According to court filings, Apple Inc requested a US federal judge on Friday to put on hold orders that might require it to adjust some of its App Store policies, and it also said it is appealing the verdict in an antitrust case brought by “Fortnite” creator Epic Games.

After a weeks-long trial, US District Judge Yvonne Gonzalez Rogers decided substantially in Apple’s favour in September. She did, however, demand one major concession: beginning December 9, Apple could no longer restrict app developers from providing buttons or links in their apps that guide users to payment methods other than Apple’s in-app payment system, which levies a commission to developers.

Gonzalez Rogers expressed worry in the whole 180-page judgement that developers were being banned from engaging with iPhone consumers about alternative prices.
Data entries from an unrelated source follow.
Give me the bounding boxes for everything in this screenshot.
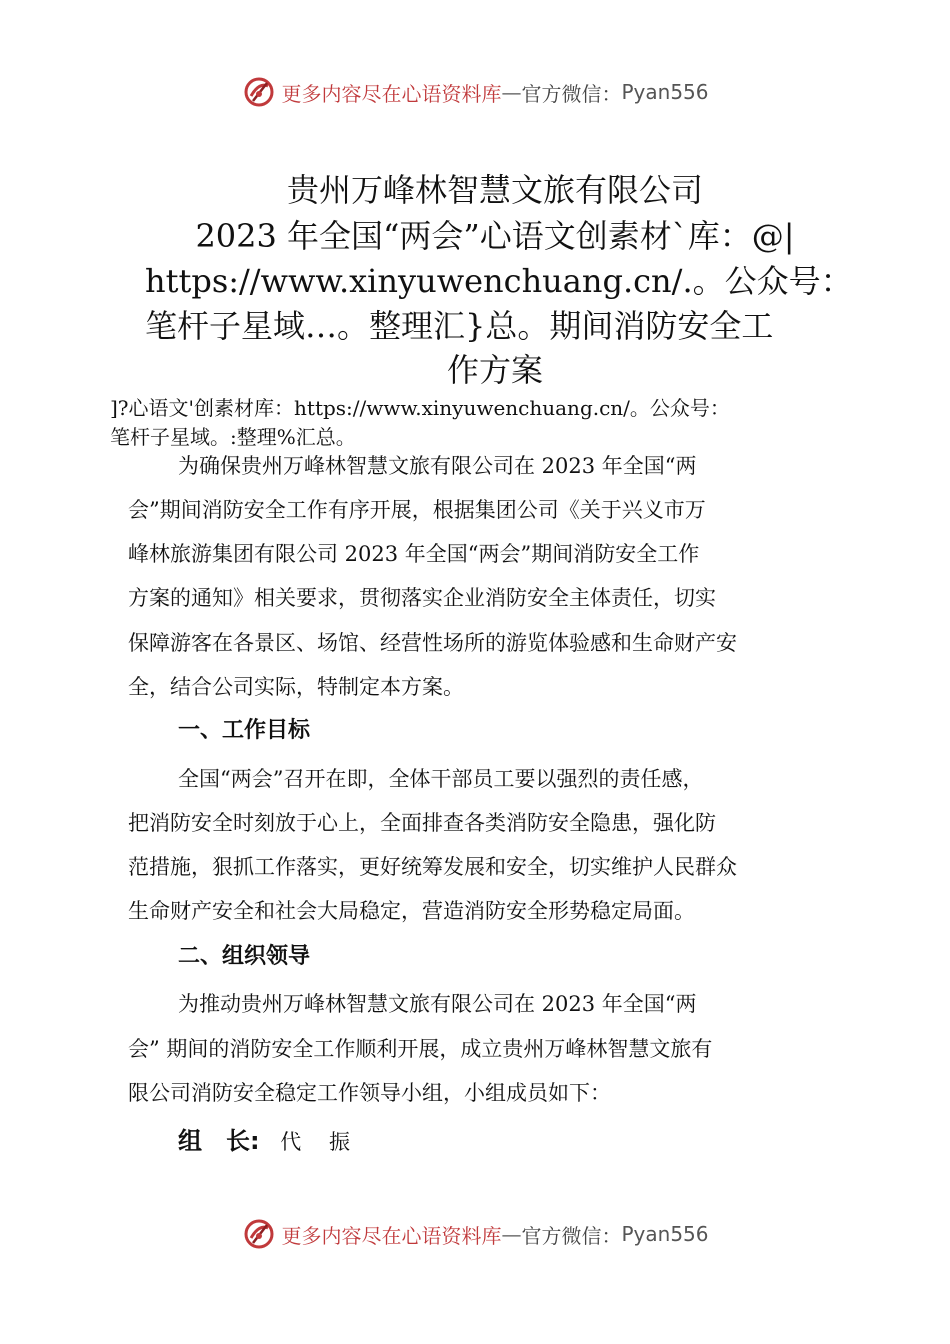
section2-line: 为推动贵州万峰林智慧文旅有限公司在 2023 年全国“两 [178,992,697,1016]
leader-name: 代 振 [280,1130,350,1154]
section2-line: 会” 期间的消防安全工作顺利开展，成立贵州万峰林智慧文旅有 [128,1037,713,1061]
note-line-2: 笔杆子星域。:整理%汇总。 [110,425,356,449]
section1-line: 把消防安全时刻放于心上，全面排查各类消防安全隐患，强化防 [128,811,716,835]
intro-line: 方案的通知》相关要求，贯彻落实企业消防安全主体责任，切实 [128,586,716,610]
section-heading-goals: 一、工作目标 [178,718,311,743]
leader-role-label: 组 长: [178,1127,260,1155]
intro-line: 会”期间消防安全工作有序开展，根据集团公司《关于兴义市万 [128,498,706,522]
section1-line: 生命财产安全和社会大局稳定，营造消防安全形势稳定局面。 [128,899,695,923]
title-line-2: 2023 年全国“两会”心语文创素材`库：@| [195,217,795,255]
banner-main-text: 更多内容尽在心语资料库 [281,1223,502,1248]
leader-row [178,1127,350,1156]
logo-icon [241,74,277,110]
banner-wechat-id: Pyan556 [621,80,709,104]
intro-line: 保障游客在各景区、场馆、经营性场所的游览体验感和生命财产安 [128,631,737,655]
banner-wechat-id: Pyan556 [621,1222,709,1246]
intro-line: 峰林旅游集团有限公司 2023 年全国“两会”期间消防安全工作 [128,542,700,566]
banner-main-text: 更多内容尽在心语资料库 [281,81,502,106]
title-line-3: https://www.xinyuwenchuang.cn/.。公众号： [145,262,853,300]
title-line-5: 作方案 [446,351,543,389]
section2-line: 限公司消防安全稳定工作领导小组，小组成员如下： [128,1081,611,1105]
intro-line: 全，结合公司实际，特制定本方案。 [128,675,464,699]
logo-icon [241,1216,277,1252]
banner-dash: — [501,1222,522,1246]
title-line-1: 贵州万峰林智慧文旅有限公司 [286,171,703,209]
section1-line: 全国“两会”召开在即，全体干部员工要以强烈的责任感， [178,767,704,791]
note-line-1: ]?心语文'创素材库：https://www.xinyuwenchuang.cn/。公众号： [110,396,730,420]
banner-wechat-label: 官方微信： [521,1223,622,1248]
section1-line: 范措施，狠抓工作落实，更好统筹发展和安全，切实维护人民群众 [128,855,737,879]
banner-dash: — [501,80,522,104]
header-banner [0,72,950,112]
banner-wechat-label: 官方微信： [521,81,622,106]
intro-line: 为确保贵州万峰林智慧文旅有限公司在 2023 年全国“两 [178,454,697,478]
title-line-4: 笔杆子星域…。整理汇}总。期间消防安全工 [145,307,774,345]
section-heading-organization: 二、组织领导 [178,944,311,969]
footer-banner [0,1214,950,1254]
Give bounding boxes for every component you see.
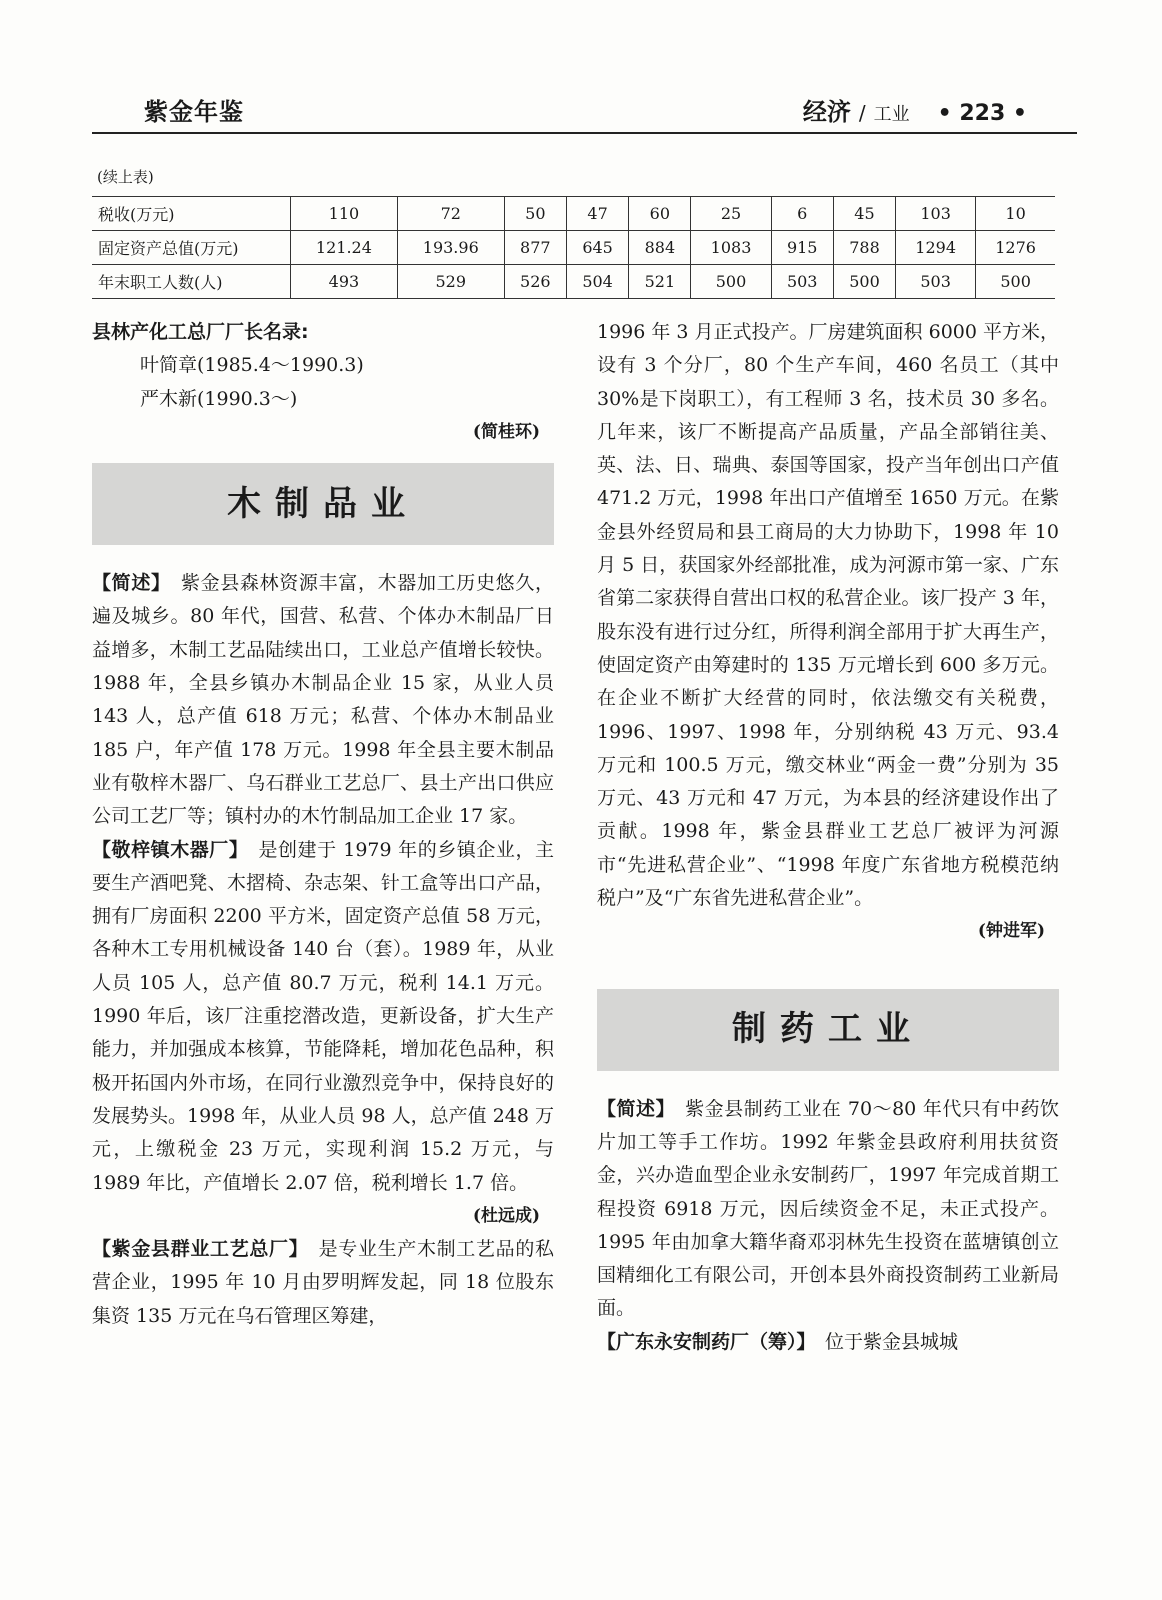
section-title: 木制品业	[227, 483, 419, 524]
paragraph-keyword: 【广东永安制药厂（筹）】	[597, 1330, 807, 1353]
table-row	[92, 231, 1055, 265]
stats-table	[92, 196, 1055, 299]
page-header	[92, 86, 1077, 134]
table-cell: 1294	[896, 231, 976, 265]
table-cell: 25	[691, 197, 771, 231]
paragraph	[92, 567, 554, 833]
header-separator: /	[858, 101, 866, 125]
paragraph-keyword: 【敬梓镇木器厂】	[92, 838, 239, 861]
table-cell: 110	[291, 197, 398, 231]
paragraph-keyword: 【简述】	[597, 1097, 666, 1120]
paragraph	[92, 834, 554, 1200]
table-cell: 877	[504, 231, 566, 265]
section-banner	[597, 989, 1059, 1071]
row-label: 税收(万元)	[92, 197, 291, 231]
header-subsection: 工业	[873, 104, 910, 125]
table-cell: 504	[566, 265, 628, 299]
row-label: 固定资产总值(万元)	[92, 231, 291, 265]
table-cell: 72	[397, 197, 504, 231]
paragraph-text: 紫金县制药工业在 70～80 年代只有中药饮片加工等手工作坊。1992 年紫金县政府利用扶贫资金，兴办造血型企业永安制药厂，1997 年完成首期工程投资 6918 万元，因后续资金不足，未正式投产。1995 年由加拿大籍华裔邓羽林先生投资在蓝塘镇创立国精细化工有限公司，开创本县外商投资制药工业新局面。	[597, 1097, 1059, 1320]
paragraph-text: 紫金县森林资源丰富，木器加工历史悠久，遍及城乡。80 年代，国营、私营、个体办木制品厂日益增多，木制工艺品陆续出口，工业总产值增长较快。1988 年，全县乡镇办木制品企业 15 家，从业人员 143 人，总产值 618 万元；私营、个体办木制品业 185 户，年产值 178 万元。1998 年全县主要木制品业有敬梓木器厂、乌石群业工艺总厂、县土产出口供应公司工艺厂等；镇村办的木竹制品加工企业 17 家。	[92, 572, 554, 828]
table-cell: 500	[691, 265, 771, 299]
paragraph-text: 是创建于 1979 年的乡镇企业，主要生产酒吧凳、木摺椅、杂志架、针工盒等出口产品，拥有厂房面积 2200 平方米，固定资产总值 58 万元，各种木工专用机械设备 140 台（套）。1989 年，从业人员 105 人，总产值 80.7 万元，税利 14.1 万元。1990 年后，该厂注重挖潜改造，更新设备，扩大生产能力，并加强成本核算，节能降耗，增加花色品种，积极开拓国内外市场，在同行业激烈竞争中，保持良好的发展势头。1998 年，从业人员 98 人，总产值 248 万元，上缴税金 23 万元，实现利润 15.2 万元，与 1989 年比，产值增长 2.07 倍，税利增长 1.7 倍。	[92, 838, 554, 1194]
table-cell: 503	[771, 265, 833, 299]
director-entry: 叶简章(1985.4～1990.3)	[140, 354, 364, 377]
table-continued-label: (续上表)	[97, 168, 154, 186]
table-row	[92, 197, 1055, 231]
paragraph	[597, 1093, 1059, 1326]
table-cell: 884	[629, 231, 691, 265]
directors-title: 县林产化工总厂厂长名录:	[92, 321, 309, 343]
paragraph-keyword: 【简述】	[92, 572, 162, 595]
paragraph-text: 是专业生产木制工艺品的私营企业，1995 年 10 月由罗明辉发起，同 18 位股东集资 135 万元在乌石管理区筹建，	[92, 1238, 554, 1327]
paragraph-keyword: 【紫金县群业工艺总厂】	[92, 1238, 299, 1261]
table-cell: 45	[833, 197, 895, 231]
table-cell: 915	[771, 231, 833, 265]
section-banner	[92, 463, 554, 545]
right-column	[597, 316, 1059, 1359]
table-cell: 503	[896, 265, 976, 299]
author-credit: (钟进军)	[977, 921, 1045, 942]
table-cell: 103	[896, 197, 976, 231]
section-title: 制药工业	[732, 1008, 924, 1049]
table-cell: 645	[566, 231, 628, 265]
table-cell: 526	[504, 265, 566, 299]
table-cell: 193.96	[397, 231, 504, 265]
table-cell: 47	[566, 197, 628, 231]
author-credit: (简桂环)	[472, 421, 540, 442]
header-section: 经济	[802, 98, 851, 126]
table-cell: 60	[629, 197, 691, 231]
paragraph-text: 位于紫金县城城	[825, 1330, 959, 1353]
director-entry: 严木新(1990.3～)	[140, 387, 298, 410]
table-cell: 1083	[691, 231, 771, 265]
table-cell: 529	[397, 265, 504, 299]
table-cell: 500	[833, 265, 895, 299]
table-cell: 521	[629, 265, 691, 299]
table-cell: 1276	[976, 231, 1055, 265]
page-number: • 223 •	[937, 101, 1027, 126]
table-cell: 121.24	[291, 231, 398, 265]
book-title: 紫金年鉴	[144, 98, 244, 126]
table-cell: 788	[833, 231, 895, 265]
paragraph: 1996 年 3 月正式投产。厂房建筑面积 6000 平方米，设有 3 个分厂，80 个生产车间，460 名员工（其中 30%是下岗职工），有工程师 3 名，技术员 30 多名。几年来，该厂不断提高产品质量，产品全部销往美、英、法、日、瑞典、泰国等国家，投产当年创出口产值 471.2 万元，1998 年出口产值增至 1650 万元。在紫金县外经贸局和县工商局的大力协助下，1998 年 10 月 5 日，获国家外经部批准，成为河源市第一家、广东省第二家获得自营出口权的私营企业。该厂投产 3 年，股东没有进行过分红，所得利润全部用于扩大再生产，使固定资产由筹建时的 135 万元增长到 600 多万元。在企业不断扩大经营的同时，依法缴交有关税费，1996、1997、1998 年，分别纳税 43 万元、93.4 万元和 100.5 万元，缴交林业“两金一费”分别为 35 万元、43 万元和 47 万元，为本县的经济建设作出了贡献。1998 年，紫金县群业工艺总厂被评为河源市“先进私营企业”、“1998 年度广东省地方税模范纳税户”及“广东省先进私营企业”。	[597, 321, 1059, 910]
paragraph	[597, 1326, 1059, 1359]
table-cell: 500	[976, 265, 1055, 299]
header-right	[803, 92, 1027, 127]
left-column	[92, 316, 554, 1333]
table-cell: 10	[976, 197, 1055, 231]
table-cell: 493	[291, 265, 398, 299]
table-cell: 6	[771, 197, 833, 231]
table-row	[92, 265, 1055, 299]
table-cell: 50	[504, 197, 566, 231]
author-credit: (杜远成)	[472, 1205, 540, 1226]
paragraph	[92, 1233, 554, 1333]
row-label: 年末职工人数(人)	[92, 265, 291, 299]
In its submission on Friday, Apple stated that complying with the order could cost it and its customers harm. It stated that it expects to win an appeal disputing the order and that it prefers to let the legal process play out first, which may take up to a year.

Epic is appealing the judge’s decision that Apple’s payment conditions did not violate antitrust law.
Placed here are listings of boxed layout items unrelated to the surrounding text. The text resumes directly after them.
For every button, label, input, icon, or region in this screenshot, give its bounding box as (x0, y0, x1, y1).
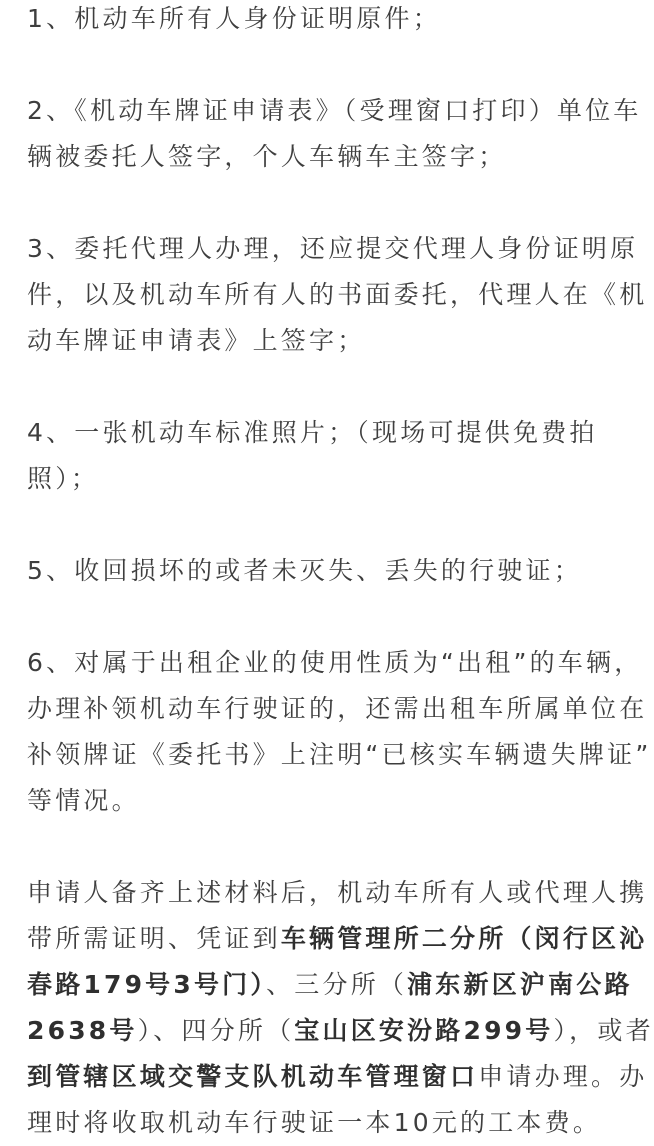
paragraph-gap (27, 180, 640, 226)
closing-line-3 (27, 962, 640, 1008)
office-name-bold: 车辆管理所二分所（闵行区沁 (280, 924, 648, 953)
closing-line-2 (27, 916, 648, 962)
closing-text: 理时将收取机动车行驶证一本10元的工本费。 (27, 1108, 602, 1137)
item-3-line-3: 动车牌证申请表》上签字； (27, 326, 366, 355)
item-6-line-4: 等情况。 (27, 786, 140, 815)
item-3 (27, 226, 648, 364)
item-2-line-2: 辆被委托人签字，个人车辆车主签字； (27, 142, 507, 171)
office-address-bold: 浦东新区沪南公路 (407, 970, 633, 999)
item-5 (27, 548, 640, 594)
item-3-line-1: 3、委托代理人办理，还应提交代理人身份证明原 (27, 234, 639, 263)
item-6-line-3: 补领牌证《委托书》上注明“已核实车辆遗失牌证” (27, 740, 652, 769)
paragraph-gap (27, 824, 640, 870)
closing-text: ）、四分所（ (137, 1016, 295, 1045)
item-2 (27, 88, 640, 180)
office-address-bold: 春路179号3号门） (27, 970, 267, 999)
item-3-line-2: 件，以及机动车所有人的书面委托，代理人在《机 (27, 280, 648, 309)
office-address-bold: 宝山区安汾路299号 (294, 1016, 554, 1045)
item-6 (27, 640, 652, 824)
item-4-line-1: 4、一张机动车标准照片；（现场可提供免费拍 (27, 418, 598, 447)
closing-line-5 (27, 1054, 648, 1100)
office-address-bold: 2638号 (27, 1016, 138, 1045)
item-2-line-1: 2、《机动车牌证申请表》（受理窗口打印）单位车 (27, 96, 642, 125)
closing-text: 、三分所（ (266, 970, 408, 999)
paragraph-gap (27, 42, 640, 88)
item-6-line-1: 6、对属于出租企业的使用性质为“出租”的车辆， (27, 648, 643, 677)
closing-text: 申请办理。办 (478, 1062, 648, 1091)
paragraph-gap (27, 502, 640, 548)
closing-paragraph (27, 870, 654, 1146)
item-6-line-2: 办理补领机动车行驶证的，还需出租车所属单位在 (27, 694, 648, 723)
paragraph-gap (27, 364, 640, 410)
paragraph-gap (27, 594, 640, 640)
office-window-bold: 到管辖区域交警支队机动车管理窗口 (27, 1062, 479, 1091)
item-4 (27, 410, 640, 502)
item-4-line-2: 照）； (27, 464, 100, 493)
closing-line-1 (27, 870, 648, 916)
item-5-line-1: 5、收回损坏的或者未灭失、丢失的行驶证； (27, 556, 582, 585)
closing-text: 申请人备齐上述材料后，机动车所有人或代理人携 (27, 878, 648, 907)
closing-line-6 (27, 1100, 640, 1146)
closing-line-4 (27, 1008, 654, 1054)
closing-text: 带所需证明、凭证到 (27, 924, 281, 953)
item-1-line-1: 1、机动车所有人身份证明原件； (27, 4, 441, 33)
closing-text: ），或者 (553, 1016, 654, 1045)
item-1 (27, 0, 640, 42)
“The requested stay will allow Apple to protect consumers and safeguard its platform while the company works through the complex and rapidly evolving legal, technological, economic issues,” Friday`s filing said.

In recent months, Apple agreed to relax additional regulations governing developer-to-user contact as part of settlements with developers suing the company and Japan’s antitrust authority.

The company stated that it has already began examining options that will both satisfy Gonzalez Rogers’ call for consumers to be more informed and its objectives to keep them safe from scams while continuing to receive commissions.

Apple wants a hearing with Gonzalez Rogers on its stay request in early November. The deadline for Epic’s opening arguments in its appeal is December 12.

Apple has stated that “Fortnite” will remain unavailable on the App Store until all appeals are exhausted.